I am a 26 year old man and I've been with my 32 year old girlfriend for 3 great years. She is incredibly beautiful, loving, sexual, my family loves her, and we are in the same place in life (we agree on when to start a family, etc). I've recently been thinking about proposing but I'm beginning to hesitate because of our 6 year age gap. I can't help but think that I'm doing something out of the norm...
Is a 6 year gap not a big deal? I think I'm just getting cold feet and getting anxious over something incredibly negligible...
Would anyone else in your life have a problem?
Does anyone you know have a problem or making it hard for you?
Do you love her? Do you want to spend your life/have kids with her? Then marry her, it really is that simple
That gap will get progressively smaller over time (e.g. the maturity difference between an 18 yr old, and 24 yr old, is greater than a 40 vs 46 yr old). Way not enough to be seriously concerned about IMO.
Exactly. And it's less about age and more about life stages. It sounds like they're in more or less the same life stage so the age itself doesn't really matter.
a) At your respective current ages, 6 years is barely a gap.
b) If everything else is perfect, why would the gap suddenly be a problem?
c) "I can't help but think that I'm doing something out of the norm..." 1. Who cares? 2. It's not out of the norm. 3. Even if it was, if it works for you two then it shouldn't matter beyond that.
"I think I'm just getting cold feet and getting anxious over something incredibly negligible..."
*insert famous Beyoncé song quote*
If you like it you shoulda put a ring on it.
I got you.
Put my love on top...
Well, I married a woman who is 7 years older than me, and we are now going on 10 years.
Like Liam said, the age gap gets smaller with time. More important to consider is your respective maturity levels. Are you as mature as she is, or more? Personally I think marriage works better if they are at the same maturity level, or if the husband is slightly more mature.
The other thing to keep in mind is her fertility. I know it's a little crass to make that an issue, but the fact is that it will get harder for her to get pregnant. I know: our first two (at age 34 and 35 for her) came easily, but it was hard to get pregnant with the 3rd (born when she was 38 or 39) and it doesn't appear that there will be a 4th. So if you two want kids, especially more than one or two, you should start as soon as possible.
I'd rather have to adopt with the woman I love than let her go in the hopes of finding someone I love as much who might be more fertile.
Absolutely. Bird in the hand and all that. Just don't wait long on trying for the kids.
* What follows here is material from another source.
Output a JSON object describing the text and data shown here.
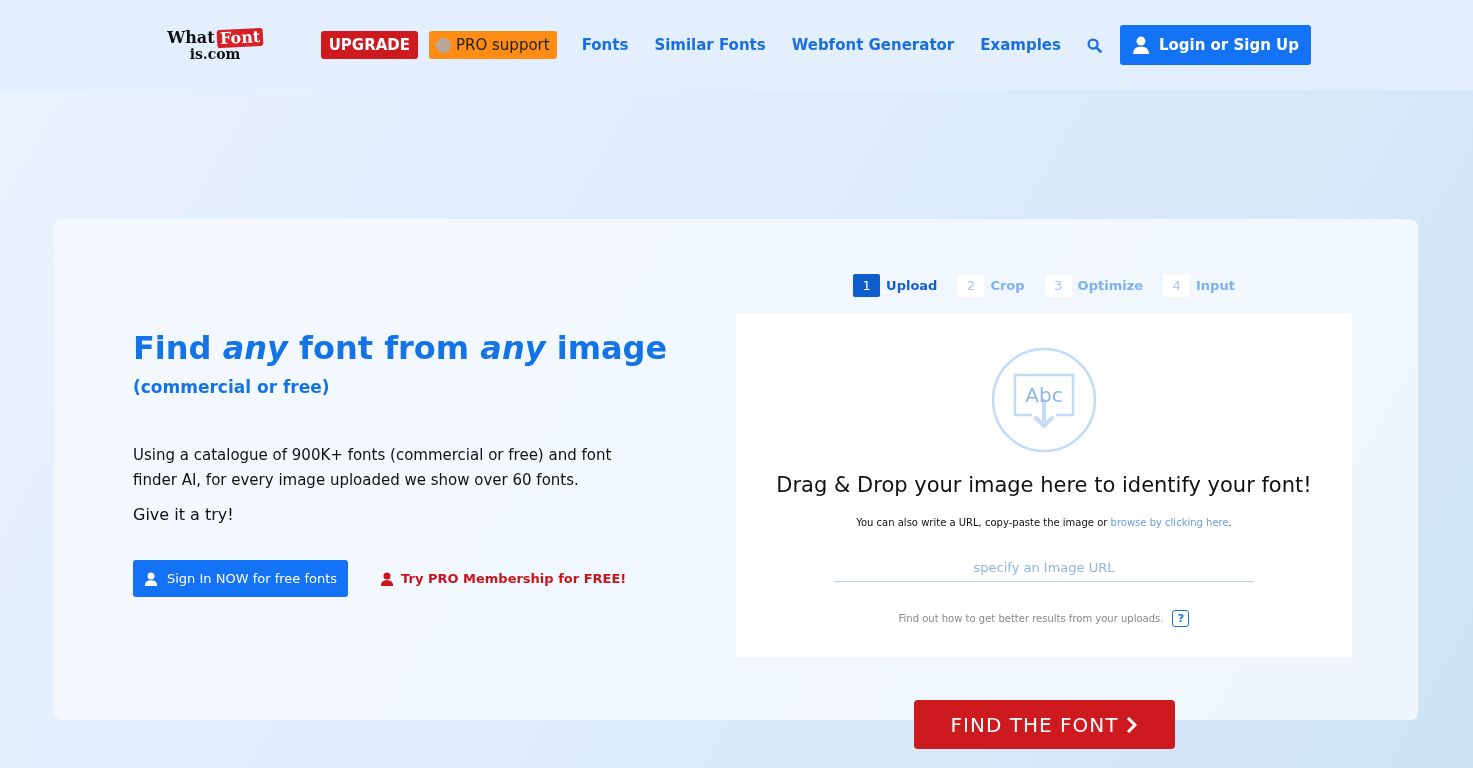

Adoption is very, very expensive. We looked into it, and Bethany (one of the bigger agencies, and also one of the more expensive ones) said it'd probably be about $25K, and that the cost was going up about $1K a year. And that was three years ago. I wish there was a way to make it cheaper, but that's probably not going to happen.
Public adoptions are entirely free in Canada . . . as long as you pass all the background checks, interviews, scrutiny (etc.), which are also all free.